Exploring strategies for solving Wordle puzzles.

Primary LanguagePython

Wordle Solver

Wordle is a game where you have to guess a 5-letter word in a similar manner as the guess-the-color game Mastermind. After guessing a five-letter word, the game tells you whether any of your letters are in the secret word and whether they are in the correct place. This project explores some different strategies for the game.

To use a particular strategy, run python wordle_solver/use_strategy.py <STRATEGY_NUMBER>:

python wordle_solver/use_strategy.py 3
...
The best guess is LARES. Enter the result of this guess: 00000
The best guess is TONIC. Enter the result of this guess: 00200
The best guess is DYING. Enter the result of this guess: 01020
Remaining words: ['BUNNY', 'FUNNY', 'NUNNY', 'PUNNY']
The best guess is UPBYE. Enter the result of this guess: 10110
The answer is BUNNY.

To test a particular strategy, run python wordle_solver/test_strategy.py <STRATEGY_NUMBER>. Each strategy is tested against every 5-letter word to calculate the expected number of guesses the strategy needs to correctly guess a random 5-letter word, along with calculating the worst possible word(s) for the strategy.

Strategy 1 (The Dumb Strategy)

  • Average guesses needed: 5.530
  • Worst word for this strategy: ZILLS (18 guesses needed)

This strategy keeps track of every word that hasn't been ruled out yet, in alphabetical order. It picks the first word from this list, then updates the list based on the result of the guess. This repeats until the word is found.

Strategy 2 (The Slightly Less Dumb Strategy)

  • Average guesses needed: 4.951
  • Worst words for this strategy: SALES, SANGS, SILLS (15 guesses needed)

This strategy improves on Strategy 1 by picking the "best" word from the list of possible words, rather than the first word. The "best" word is based on a heuristic scoring of how common each unique letter in the word is.

Strategy 3 (The Good Strategy)

  • Average guesses needed: 4.111
  • Worst word for this strategy: SILLS (8 guesses needed)

This strategy involves some pre-calculations to work out the "best" next guess from a given point in the game. The "best" guess is defined as the one that results in the lowest number of remaining possible words, when averaged across all possible answers.

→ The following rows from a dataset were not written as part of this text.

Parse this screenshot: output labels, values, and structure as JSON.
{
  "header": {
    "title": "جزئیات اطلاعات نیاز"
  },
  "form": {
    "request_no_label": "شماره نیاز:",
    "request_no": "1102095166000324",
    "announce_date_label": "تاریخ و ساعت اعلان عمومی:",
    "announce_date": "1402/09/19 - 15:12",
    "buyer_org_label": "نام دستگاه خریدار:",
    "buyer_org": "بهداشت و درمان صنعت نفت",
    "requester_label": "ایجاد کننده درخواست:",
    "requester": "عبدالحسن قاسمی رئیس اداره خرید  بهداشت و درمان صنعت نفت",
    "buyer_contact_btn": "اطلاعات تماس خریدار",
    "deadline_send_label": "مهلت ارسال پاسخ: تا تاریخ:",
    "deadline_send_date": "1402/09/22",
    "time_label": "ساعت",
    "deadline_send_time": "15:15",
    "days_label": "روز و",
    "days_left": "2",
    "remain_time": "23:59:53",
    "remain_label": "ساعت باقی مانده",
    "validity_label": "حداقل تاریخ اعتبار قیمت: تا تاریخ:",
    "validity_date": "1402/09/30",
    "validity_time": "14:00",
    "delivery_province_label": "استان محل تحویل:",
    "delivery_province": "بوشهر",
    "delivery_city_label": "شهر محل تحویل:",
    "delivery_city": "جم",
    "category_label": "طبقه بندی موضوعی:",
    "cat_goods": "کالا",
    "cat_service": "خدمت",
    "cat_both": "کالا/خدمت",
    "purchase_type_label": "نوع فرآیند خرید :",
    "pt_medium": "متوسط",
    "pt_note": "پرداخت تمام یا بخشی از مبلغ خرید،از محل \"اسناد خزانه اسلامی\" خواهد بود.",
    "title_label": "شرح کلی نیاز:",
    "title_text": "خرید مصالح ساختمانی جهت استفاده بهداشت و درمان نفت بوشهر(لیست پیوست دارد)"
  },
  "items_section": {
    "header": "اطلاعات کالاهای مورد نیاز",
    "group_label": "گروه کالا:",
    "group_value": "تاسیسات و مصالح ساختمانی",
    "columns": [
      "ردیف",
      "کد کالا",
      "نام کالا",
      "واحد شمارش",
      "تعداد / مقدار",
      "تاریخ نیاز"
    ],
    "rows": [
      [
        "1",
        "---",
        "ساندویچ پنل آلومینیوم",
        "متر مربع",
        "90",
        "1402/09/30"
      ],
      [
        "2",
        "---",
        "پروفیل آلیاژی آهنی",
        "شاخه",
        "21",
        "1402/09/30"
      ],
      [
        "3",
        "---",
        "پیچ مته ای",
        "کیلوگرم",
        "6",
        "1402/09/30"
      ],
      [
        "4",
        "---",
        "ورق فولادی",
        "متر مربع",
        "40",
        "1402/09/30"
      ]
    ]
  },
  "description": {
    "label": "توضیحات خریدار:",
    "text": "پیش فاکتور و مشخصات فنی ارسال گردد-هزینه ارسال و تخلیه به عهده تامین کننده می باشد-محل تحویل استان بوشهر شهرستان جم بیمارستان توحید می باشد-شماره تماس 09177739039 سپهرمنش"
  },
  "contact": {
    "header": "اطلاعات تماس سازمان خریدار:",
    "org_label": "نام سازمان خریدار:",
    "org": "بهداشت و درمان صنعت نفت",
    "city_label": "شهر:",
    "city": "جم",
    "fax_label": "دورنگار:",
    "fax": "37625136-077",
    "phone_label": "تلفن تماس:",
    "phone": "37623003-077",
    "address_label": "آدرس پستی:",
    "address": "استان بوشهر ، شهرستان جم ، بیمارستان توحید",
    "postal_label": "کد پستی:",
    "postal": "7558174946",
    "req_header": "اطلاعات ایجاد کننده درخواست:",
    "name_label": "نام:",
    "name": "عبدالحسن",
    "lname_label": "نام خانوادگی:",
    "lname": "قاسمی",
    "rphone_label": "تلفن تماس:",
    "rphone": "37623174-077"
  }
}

  1. compute_best_first_guess.py does this for the first guess. This calculates that the best first guess is LARES.
  2. compute_best_second_guess.py does this for the second guess (assuming LARES as the first guess). It outputs the mapping of {best first guess -> result from first guess -> best second guess} into best_second_guesses.txt.
  3. compute_best_third_guess.py does this again for the third guess (using the mapping of best second guesses), outputting the mapping of {best first guess -> result from first guess -> best second guess -> result from second guess -> best third guess} to best_third_guesses.txt.
  4. compute_best_guesses_complete.py does this for all remaining guesses (using the previous mappings), and combines all the previous mapping files into one complete mapping of {best guess -> result -> best guess -> etc} in best_guesses_complete.txt.

The strategy then just uses the complete mapping stored in best_guesses_complete.txt to pick its next guess.